“But metal must be evil!” they wailed, fingers clutching their obsidian pearls. “It’s about darkness and despair!” they protested, all the while missing the true power that lies within the heart of the music. Certainly, heavy metal has grown through the varying interpretations of the artists that take up the craft over the years–yet so many seem to miss the point of coming face-to-face with its darkest elements. Metal is about power; it’s about not only being able to embrace the shadow self but to emerge from its crafty fires unscathed. Heavy metal is the essence of fearlessly breaking the chains that would weigh us down, and doing so with a roar of unruly defiance. Blame it on nostalgia if you must, but perhaps there is something to be said for the explosion of classic heavy metal bands when the world seems to be shrouded beneath an increasingly opaque shade of malevolent distress.
“Barrow Downs” continues the energy, leaning into the hi-hat shuffle. The organ again provides just the right amount of rich icing behind the catchiness of the tune, and the production again opens space for subtle touches, such as the occasional ding of the ride bell or the addition of the tamborine to the shuffle as the song’s climax emerges from the bridge. Interestingly enough, the two instruments almost take the spotlight on the “Fatige Schwingen Über Loudun” interlude before the synths take control at the crescendo. The transition is brief, and sets a perfect tone for the classical guitar intro to “Hexer (In Dreiteufelsnamen).” It’s a chivalrous, introspective moment before the battle cry arises once more, bringing with it a smoldering tune that screams for the heavens with pounding adrenaline despite the heavy chains of metal that weigh it down. It sounds like a glorious struggle to victory, so pure-hearted and true even in the face of the evil sorcerer from whence the song derives its name. The glory of the battle itself becomes the appeal.

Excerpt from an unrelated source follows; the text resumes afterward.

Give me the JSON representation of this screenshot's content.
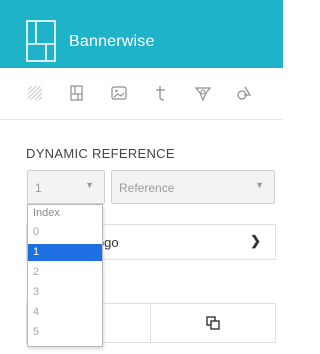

The use of German on “Hexer,” and also later on with the heavy metal re-imagining of Joachim Witt’s krautrock number “Der Goldene Reiter” adds a touch of authenticity. In the 80s, bands seemed to feel a need to have “English appeal,” often eschewing their mother tongue for broken English in an attempt to be noticed (compare the lyrical content of Nightmare’s Waiting For The Twilight album to their demo material sung in their native French). Since then, metal has torn down that barrier, and there is a sense of pride to be found in embracing the native tongue (see Tyrann’s album last year, which features an excellent mix of English and Swedish lyrics). It’s a testament to metal’s ability to be a universal vehicle for culture! What’s more, is the krautrock elements of “Der Goldene Reiter” extend beyond the cover, lightly bleeding into the preceding track, “Wrath Of The Sorcerers,” and the closing number, “Attila (Blazing Hooves).” Much in the way Heavy Load seemed to translate the Swedish pop hooks of groups completely removed from heavy metal like Abba, it feels as though Luzifer are lifting the Heavy Load spell book and swapping a few ingredients for distinctly German pop culture. It results in a unique voice; It results in Iron Shackles being an intoxicating brew of heavy metal, that, on the surface, may seem like a very well-executed traditional metal album, but peeling back the layers reveals so much more musically and culturally.
Iron Shackles taps out at the sweet spot of thirty-two minutes: It’s just enough to present a full idea while leaving the listener wanting more. It is so easy to hit play again when the final notes of the “Attila” fade away. It’s a complete work, a journey from front to end that flows effortlessly in its songwriting and execution that in no way overstays its welcome. The songwriting creates the wonderfully catchy moments that are still brimming with strength and power, the playing infectiously enthusiastic. The wonderful depth to the production gives the songs plenty of room to explore. It sounds like the band are not only killing it, but having an absolute blast doing so, nailing their timing and throwing just the right amount of extra strength in the leads and solos to take each tune a little further over the top. Luzifer have freed themselves from the iron shackles of constraint, broken the chains, and the result is nothing short of awe-inspiring power that’s as welcoming as it is intimidating. It’s not afraid to have fun or take risks, and the result pays off in the heavy metal album to beat this year.
Break the chains, free yourself from iron shackles. And nothing will stand in your way.